Iraqi women face ’silent emergency’

March 8th, 2009 - 2:41 pm ICT by IANS  

Baghdad, March 8 (DPA) Poverty, lack of security, and a lack of basic services have created a “silent emergency” for Iraqi women, a study released Sunday found.
A survey of 1,700 Iraqi women conducted by the Iraqi non-governmental organisation al-Amal and released by the international charity Oxfam in honour of International Women’s Day Sunday found that a majority of women had been victims of violence, and that their personal safety was still their primary concern.

“Women are the forgotten victims of Iraq. Despite the billions of dollars poured into rebuilding Iraq and recent security gains, a quarter of the women interviewed still do not have daily access to water, a third cannot send their children to school and since the war started, over half have been the victim of violence,” said Oxfam International Executive Director Jeremy Hobbs.
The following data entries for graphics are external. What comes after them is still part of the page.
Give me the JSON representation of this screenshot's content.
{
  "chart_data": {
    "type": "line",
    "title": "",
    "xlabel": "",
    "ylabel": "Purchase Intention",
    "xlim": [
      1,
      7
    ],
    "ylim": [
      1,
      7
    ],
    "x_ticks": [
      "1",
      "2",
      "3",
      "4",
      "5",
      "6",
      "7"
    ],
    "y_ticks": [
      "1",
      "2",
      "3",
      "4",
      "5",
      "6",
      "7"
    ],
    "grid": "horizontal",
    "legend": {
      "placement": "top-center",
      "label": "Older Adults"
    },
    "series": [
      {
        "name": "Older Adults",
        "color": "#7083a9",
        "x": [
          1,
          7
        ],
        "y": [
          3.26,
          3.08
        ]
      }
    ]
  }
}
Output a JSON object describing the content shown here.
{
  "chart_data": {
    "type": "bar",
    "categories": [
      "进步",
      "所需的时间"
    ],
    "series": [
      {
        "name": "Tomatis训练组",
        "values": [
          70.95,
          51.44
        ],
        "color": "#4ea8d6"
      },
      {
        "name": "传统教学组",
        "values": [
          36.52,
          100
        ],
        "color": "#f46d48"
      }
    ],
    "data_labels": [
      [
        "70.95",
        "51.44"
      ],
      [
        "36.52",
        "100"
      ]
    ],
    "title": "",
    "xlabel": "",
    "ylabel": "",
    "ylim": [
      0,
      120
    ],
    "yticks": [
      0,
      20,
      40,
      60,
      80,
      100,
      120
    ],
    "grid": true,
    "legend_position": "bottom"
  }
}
The study found that 75 percent of women surveyed said their income had either declined or stayed the same since 2006, that more than half of those who had access to water said it was not drinkable, and that more than 80 percent said that access to electricity had not improved over the past three years.

“Our area has been changed as a result of the constant acts of violence,” Nour, a resident of Baghdad’s Sadr City, told al-Amal. “The situation here is now worse than it used to be before as a consequence of the spread of the epidemics with unhealthy water and trash and corpses in the streets.”
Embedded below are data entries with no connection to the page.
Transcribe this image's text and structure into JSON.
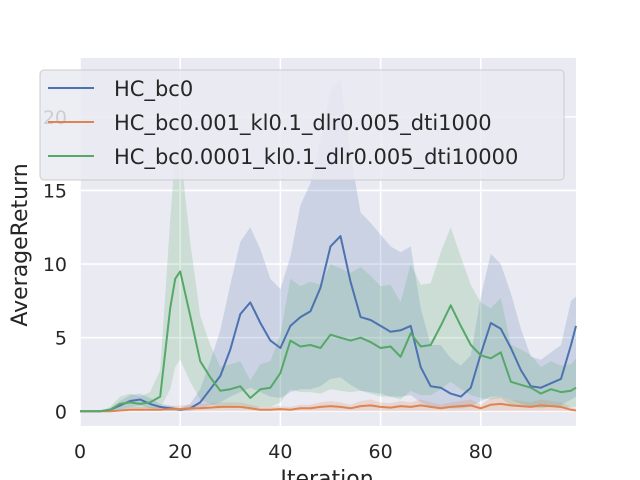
{
  "chart_data": {
    "type": "line",
    "title": "",
    "xlabel": "Iteration",
    "ylabel": "AverageReturn",
    "xlim": [
      0,
      99
    ],
    "ylim": [
      -1.0,
      24.0
    ],
    "xticks": [
      0,
      20,
      40,
      60,
      80
    ],
    "yticks": [
      0,
      5,
      10,
      15,
      20
    ],
    "grid": true,
    "legend_position": "top-left",
    "colors": {
      "background": "#eaeaf2",
      "grid": "#ffffff",
      "text": "#262626"
    },
    "series": [
      {
        "name": "HC_bc0",
        "color": "#4c72b0",
        "x": [
          0,
          2,
          4,
          6,
          8,
          10,
          12,
          14,
          16,
          18,
          20,
          22,
          24,
          26,
          28,
          30,
          32,
          34,
          36,
          38,
          40,
          42,
          44,
          46,
          48,
          50,
          52,
          54,
          56,
          58,
          60,
          62,
          64,
          66,
          68,
          70,
          72,
          74,
          76,
          78,
          80,
          82,
          84,
          86,
          88,
          90,
          92,
          94,
          96,
          98,
          99
        ],
        "mean": [
          0,
          0,
          0,
          0.1,
          0.4,
          0.7,
          0.8,
          0.5,
          0.3,
          0.2,
          0.1,
          0.2,
          0.6,
          1.5,
          2.4,
          4.2,
          6.6,
          7.4,
          6.0,
          4.8,
          4.3,
          5.8,
          6.4,
          6.8,
          8.4,
          11.2,
          11.9,
          8.8,
          6.4,
          6.2,
          5.8,
          5.4,
          5.5,
          5.8,
          3.0,
          1.7,
          1.6,
          1.2,
          1.0,
          1.6,
          3.9,
          6.0,
          5.6,
          4.3,
          2.8,
          1.7,
          1.6,
          1.9,
          2.2,
          4.5,
          5.8
        ],
        "lower": [
          0,
          0,
          0,
          0,
          0.1,
          0.3,
          0.4,
          0.2,
          0.1,
          0,
          0,
          0,
          0.2,
          0.4,
          0.6,
          1.0,
          1.3,
          1.6,
          1.3,
          1.0,
          0.9,
          1.3,
          1.5,
          1.5,
          1.7,
          2.2,
          2.3,
          1.8,
          1.4,
          1.3,
          1.2,
          1.0,
          1.0,
          1.1,
          0.6,
          0.3,
          0.3,
          0.2,
          0.2,
          0.3,
          0.7,
          1.0,
          1.0,
          0.8,
          0.5,
          0.3,
          0.3,
          0.3,
          0.4,
          0.8,
          1.0
        ],
        "upper": [
          0,
          0,
          0,
          0.2,
          0.7,
          1.1,
          1.2,
          0.9,
          0.5,
          0.4,
          0.2,
          0.5,
          1.5,
          3.4,
          5.5,
          8.6,
          11.5,
          12.5,
          11.0,
          9.0,
          8.3,
          10.5,
          14.0,
          15.5,
          18.5,
          21.8,
          22.5,
          17.5,
          13.5,
          12.8,
          12.0,
          11.2,
          10.8,
          11.2,
          7.0,
          4.5,
          4.5,
          3.6,
          3.1,
          3.8,
          7.8,
          10.7,
          10.0,
          8.0,
          5.6,
          3.7,
          3.5,
          4.0,
          4.5,
          7.5,
          7.8
        ]
      },
      {
        "name": "HC_bc0.001_kl0.1_dlr0.005_dti1000",
        "color": "#dd8452",
        "x": [
          0,
          2,
          4,
          6,
          8,
          10,
          12,
          14,
          16,
          18,
          20,
          22,
          24,
          26,
          28,
          30,
          32,
          34,
          36,
          38,
          40,
          42,
          44,
          46,
          48,
          50,
          52,
          54,
          56,
          58,
          60,
          62,
          64,
          66,
          68,
          70,
          72,
          74,
          76,
          78,
          80,
          82,
          84,
          86,
          88,
          90,
          92,
          94,
          96,
          98,
          99
        ],
        "mean": [
          0,
          0,
          0,
          0,
          0.05,
          0.1,
          0.1,
          0.1,
          0.1,
          0.15,
          0.15,
          0.2,
          0.2,
          0.25,
          0.3,
          0.3,
          0.3,
          0.2,
          0.1,
          0.1,
          0.15,
          0.1,
          0.2,
          0.2,
          0.3,
          0.35,
          0.3,
          0.2,
          0.35,
          0.4,
          0.3,
          0.25,
          0.35,
          0.3,
          0.4,
          0.3,
          0.2,
          0.3,
          0.35,
          0.4,
          0.2,
          0.45,
          0.5,
          0.4,
          0.35,
          0.3,
          0.4,
          0.35,
          0.3,
          0.1,
          0.05
        ],
        "lower": [
          0,
          0,
          0,
          0,
          0,
          0,
          0,
          0,
          0,
          0,
          0,
          0,
          0,
          0,
          0,
          0,
          0,
          0,
          0,
          0,
          0,
          0,
          0,
          0,
          0,
          0,
          0,
          0,
          0,
          0,
          0,
          0,
          0,
          0,
          0,
          0,
          0,
          0,
          0,
          0,
          0,
          0,
          0,
          0,
          0,
          0,
          0,
          0,
          0,
          0,
          0
        ],
        "upper": [
          0,
          0,
          0,
          0,
          0.1,
          0.3,
          0.3,
          0.3,
          0.3,
          0.35,
          0.4,
          0.45,
          0.5,
          0.55,
          0.6,
          0.6,
          0.6,
          0.45,
          0.3,
          0.3,
          0.35,
          0.3,
          0.45,
          0.45,
          0.6,
          0.7,
          0.6,
          0.45,
          0.7,
          0.8,
          0.6,
          0.55,
          0.7,
          0.6,
          0.8,
          0.6,
          0.45,
          0.6,
          0.7,
          0.8,
          0.45,
          0.9,
          1.0,
          0.8,
          0.7,
          0.6,
          0.8,
          0.7,
          0.6,
          0.3,
          0.15
        ]
      },
      {
        "name": "HC_bc0.0001_kl0.1_dlr0.005_dti10000",
        "color": "#55a868",
        "x": [
          0,
          2,
          4,
          6,
          8,
          10,
          12,
          14,
          16,
          18,
          19,
          20,
          22,
          24,
          26,
          28,
          30,
          32,
          34,
          36,
          38,
          40,
          42,
          44,
          46,
          48,
          50,
          52,
          54,
          56,
          58,
          60,
          62,
          64,
          66,
          68,
          70,
          72,
          74,
          76,
          78,
          80,
          82,
          84,
          86,
          88,
          90,
          92,
          94,
          96,
          98,
          99
        ],
        "mean": [
          0,
          0,
          0,
          0.1,
          0.5,
          0.6,
          0.5,
          0.6,
          1.0,
          7.0,
          9.0,
          9.5,
          6.5,
          3.4,
          2.3,
          1.4,
          1.5,
          1.7,
          0.9,
          1.5,
          1.6,
          2.6,
          4.8,
          4.4,
          4.5,
          4.3,
          5.2,
          5.0,
          4.8,
          5.0,
          4.7,
          4.3,
          4.4,
          3.7,
          5.3,
          4.4,
          4.5,
          5.8,
          7.2,
          5.8,
          4.5,
          3.8,
          3.6,
          4.0,
          2.0,
          1.8,
          1.6,
          1.2,
          1.5,
          1.3,
          1.4,
          1.6
        ],
        "lower": [
          0,
          0,
          0,
          0,
          0.1,
          0.2,
          0.2,
          0.2,
          0.2,
          1.5,
          3.0,
          3.5,
          2.0,
          0.8,
          0.5,
          0.2,
          0.3,
          0.4,
          0.1,
          0.3,
          0.3,
          0.6,
          1.5,
          1.3,
          1.3,
          1.2,
          1.5,
          1.4,
          1.3,
          1.4,
          1.2,
          1.0,
          1.0,
          0.8,
          1.4,
          1.1,
          1.1,
          1.5,
          2.0,
          1.5,
          1.1,
          0.9,
          0.8,
          0.9,
          0.4,
          0.4,
          0.3,
          0.2,
          0.3,
          0.2,
          0.3,
          0.3
        ],
        "upper": [
          0,
          0,
          0,
          0.3,
          1.0,
          1.2,
          1.0,
          1.3,
          2.8,
          13.0,
          17.5,
          17.8,
          11.5,
          6.5,
          4.5,
          3.0,
          3.2,
          3.4,
          2.1,
          3.2,
          3.4,
          5.2,
          9.0,
          8.5,
          8.8,
          8.6,
          10.0,
          9.7,
          9.4,
          9.8,
          9.2,
          8.5,
          8.6,
          7.4,
          10.0,
          8.6,
          8.7,
          10.8,
          12.5,
          10.5,
          8.6,
          7.4,
          7.0,
          7.7,
          4.5,
          4.2,
          3.8,
          3.0,
          3.4,
          3.1,
          3.2,
          3.6
        ]
      }
    ]
  }
}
Emman, another woman surveyed, recalled finding her son and daughter in a Baghdad morgue after a November 2007 bomb attack.

“I wished I were dead when I saw their bodies in the morgue piled on top of each other. I can’t forget the scene of them even for one moment,” Emman said.
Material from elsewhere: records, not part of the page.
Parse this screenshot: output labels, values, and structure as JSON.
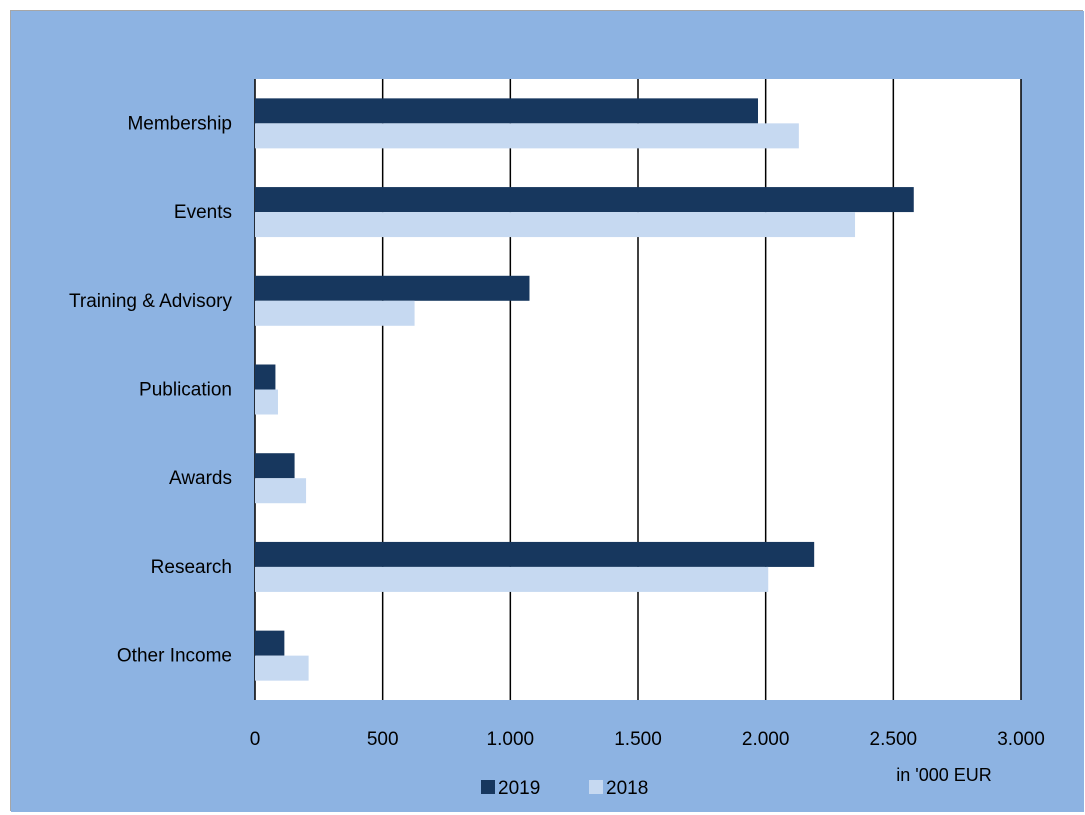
{
  "chart_data": {
    "type": "bar",
    "orientation": "horizontal",
    "categories": [
      "Membership",
      "Events",
      "Training & Advisory",
      "Publication",
      "Awards",
      "Research",
      "Other Income"
    ],
    "series": [
      {
        "name": "2019",
        "values": [
          1970,
          2580,
          1075,
          80,
          155,
          2190,
          115
        ],
        "color": "#17375e"
      },
      {
        "name": "2018",
        "values": [
          2130,
          2350,
          625,
          90,
          200,
          2010,
          210
        ],
        "color": "#c6d9f1"
      }
    ],
    "xlim": [
      0,
      3000
    ],
    "xticks": [
      0,
      500,
      1000,
      1500,
      2000,
      2500,
      3000
    ],
    "xtick_labels": [
      "0",
      "500",
      "1.000",
      "1.500",
      "2.000",
      "2.500",
      "3.000"
    ],
    "unit_label": "in '000 EUR",
    "grid": "vertical",
    "legend_position": "bottom",
    "background_color": "#8db3e2",
    "plot_area_color": "#ffffff"
  }
}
Oxfam and al-Amal found that 76 percent of widows were not receiving the pensions to which Iraqi law says they are entitled.

“A whole generation of Iraqis are at risk. Mothers are being forced to make tough choices, such as whether to pay for their children to go to school and receive healthcare, or to pay for private power and water services,” Oxfam’s Hobbs said.

“These are choices no mother should have to make, and they are not only threatening individual families. They are also threatening the future of Iraq itself.”